Ziatdinov is particularly interested in applying automated microscopy to quantum devices, like topological qubits. Efforts to reliably create these qubits have not proven successful, but Ziatdinov thinks he might have the answer. By training a neural network to understand the functions associated with specific features, deep learning could unlock which atomic tweaks are needed to create a topological qubit-something humans clearly haven't quite figured out.
Benchmarking exactly how far we are from a future where autonomous microscopy helps build quantum devices isn't easy. There are few human operators in the entire world, so it's difficult to compare deep learning results to a human average. It's also unclear which obstacles will pose the biggest problems moving forward in a domain where the difference of a few atoms can be decisive.

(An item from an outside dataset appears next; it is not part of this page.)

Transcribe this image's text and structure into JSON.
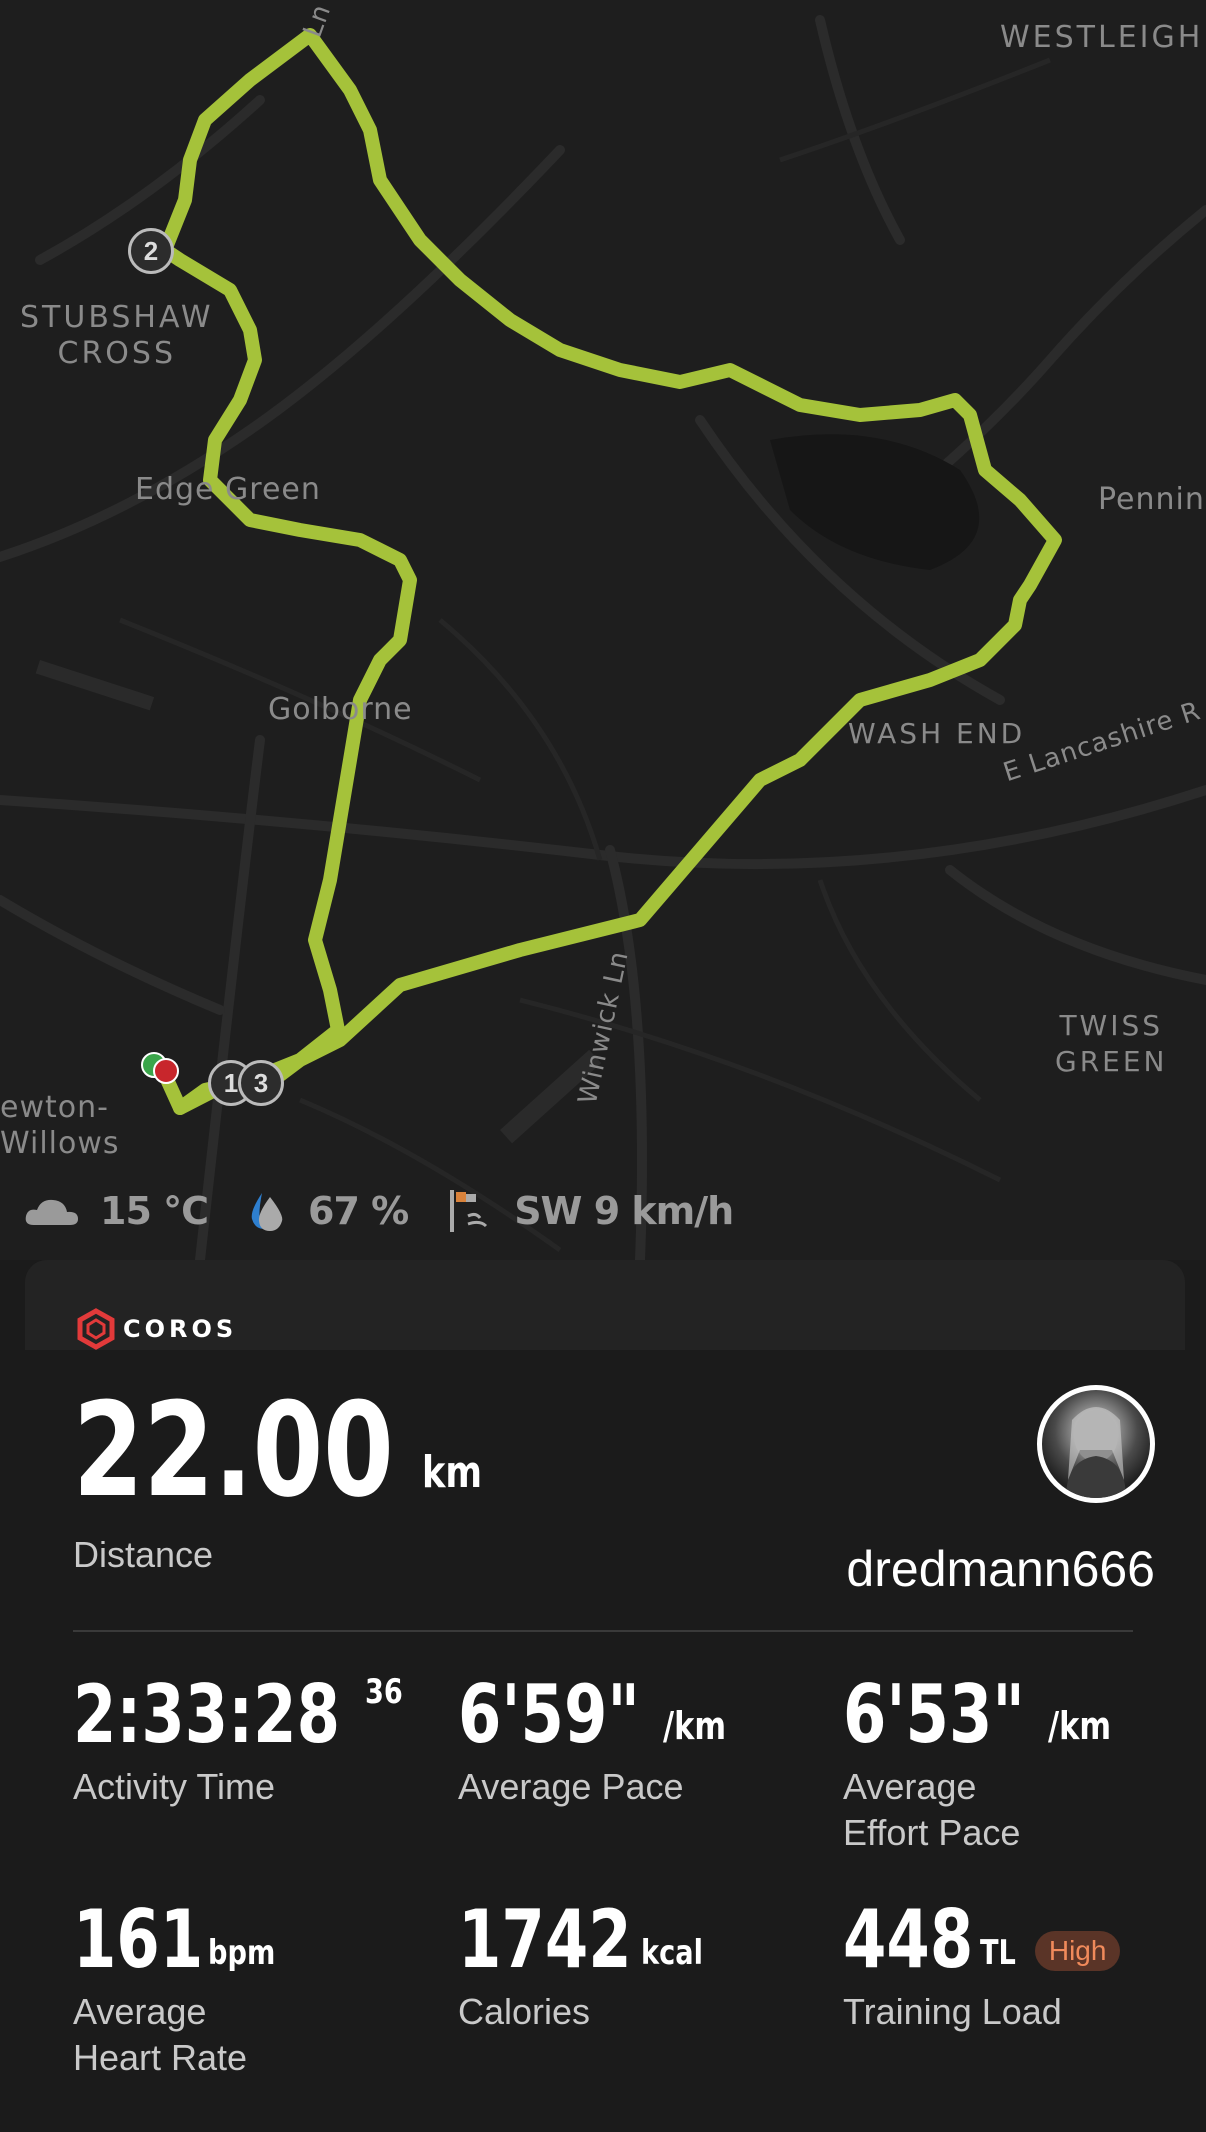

Researchers are also applying deep learning to microscopy on other scales. Confocal microscopy, which operates at a scale thousands of times larger than SPM and STEM, is an essential technique that gives biologists a window into cells. By integrating new hardware with deep learning software, a team at the Marine Biological Laboratory in Woods Hole, Mass., dramatically improved the resolution of images taken from a variety of samples such as cardiac tissue in mice and cells in fruit fly wings. Critically, deep learning allowed the researchers to use much less of light for imaging, reducing damage to the samples.
The conclusion reached by a recent review of the prospects for autonomous microscopy is that it "will enable fundamentally new opportunities and paradigms for scientific discovery. "But it came with the caveat that "this process is likely to be highly nontrivial." Whether deep learning lives up to its promise on the microscopic frontier remains, literally, to be seen.